Agus's rabbinic career included Congregation Beth Abraham, Norfolk, Virginia, 1934–1936; Temple Ashkenaz, Cambridge, Massachusetts, 1936–1940; Agudas Achim North Shore Congregation, Chicago, 1940–1942; and Beth Abraham United Synagogue Center, Dayton, Ohio, 1942–1950. In 1945, Agus formally affiliated with the Conservative movement by joining the Rabbinical Assembly. In 1950 he became the rabbi of Beth El Congregation in Baltimore, where he remained for thirty years, retiring in 1980. As a member of the Conservative movement's Rabbinical Assembly he was active in the Committee on Jewish Law and Standards, chaired the Prayer Book Committee (1952–1956) and worked to define Conservative Jewish ideology through a series of conferences, committees and other gatherings, including the Continuing Conference on Conservative Ideology (1956–1963). With Morris Adler and Theodore Friedman, he co-authored the 1950 Responsum on the Sabbath that allowed Conservative Jews to drive to a synagogue on the Sabbath if there was none within walking distance. He taught at the Reconstructionist Rabbinical College, St. Mary's Seminary and Ecumenical Institute (where he was also a founder of the Interfaith Roundtable), and at both Temple University and Dropsie College in Philadelphia. In 1965, he accepted an invitation to teach at the Seminario Rabinico Latinoamerico in Buenos Aires. He remained in Argentina for two months, then traveled to Brazil where he spent two weeks lecturing under the auspices of the American Jewish Committee and the Brazilian Institute for Culture and Information. In Latin America, he developed continuing ties with students and colleagues – among them Marshall Meyer, then director of the Seminario. These ties are documented by correspondence in this collection.

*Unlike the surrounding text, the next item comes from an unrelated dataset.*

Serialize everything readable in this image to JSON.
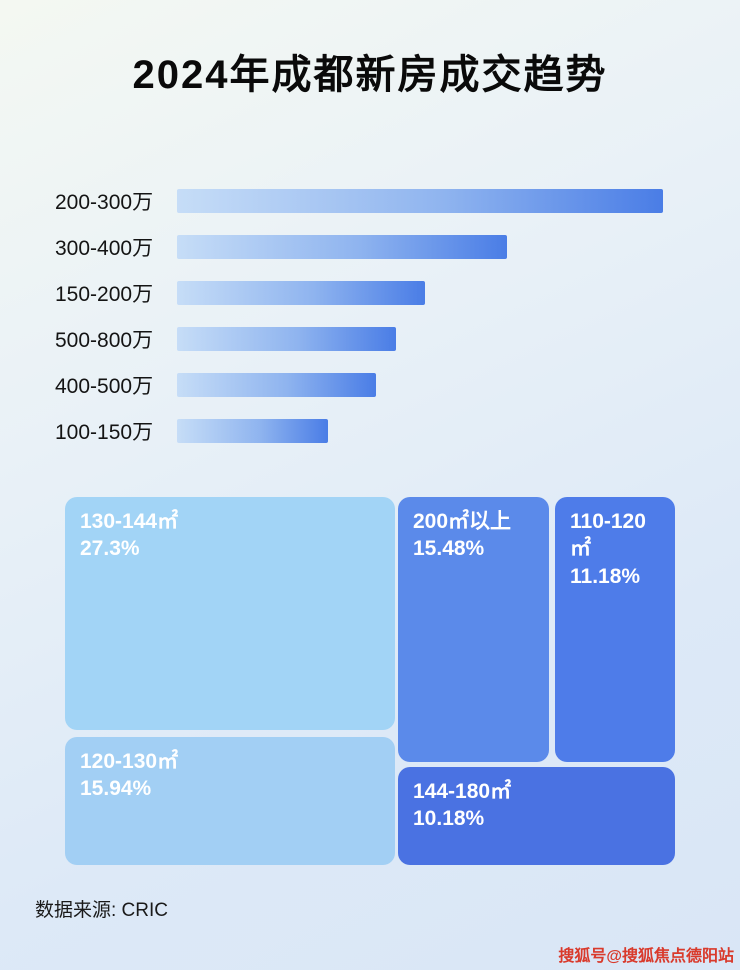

In addition to his rabbinical and scholarly work, Agus adopted the cause of interfaith and interracial relations, dubbing his forays into Jewish/Christian and Jewish/Christian/Muslim relations "dialogue" and "trialogue." He also served on the boards of the Baltimore National Council on Christians and Jews, and the predominantly African-American Morgan State University, also in Baltimore. Professor Steven Katz described him as "a remarkable American Rabbi and scholar, illuminating Agus' commitment to Jewish people everywhere, his profound and unwavering spirituality, his continual reminders of the very real dangers of pseudo-Messianism and misplaced romantic zeal, and his willingness to take politically and religiously unpopular stands."

==Interfaith==
Agus was one of the principal theologians of the American Jewish-Christian dialogue. He developed a dual covenant theory based on the thought of Franz Rosenzweig. He envisioned a symbiosis of the two religions.

Rosenzweig’s view was remarkable, in that, the Christian community was engaged in fulfilling Israel's mission. The people Israel are like the sun; the Christian community was the effluence of Divine rays permeating the nations with the spirit of monotheism. The boundary line between Judaism and Christianity was not along the plane of intellectual thought, since the divine being could only be caught figuratively or symbolically within the meshes of human reason.

== Personal life ==
Agus and his wife Miriam had four children including Zalman, Robert, Deborah and Edna. He had 10 grandchildren at the time of his death in 1986. One of his grandchildren is physician David Agus.

==Works==
- Modern Philosophies of Judaism (1941)
- Banner of Jerusalem a biography of Abraham Isaac Kook, Chief Rabbi of Palestine in the 1930s.(1946)
- Guideposts in Modern Judaism (1954)
- The Evolution of Jewish Thought (1959)
- The Meaning of Jewish History (1963)
- The vision and the way; an interpretation of Jewish ethics
- Dialogue and Tradition : The Response of Judaism to the Major Challenges of the Contemporary World

==Bibliography==
- Agus, Jacob Bernard. Dialogue and Tradition: The Challenges of Contemporary Judeo-Christian Thought. Dorley House Books, Inc.; ISBN 9780200715492.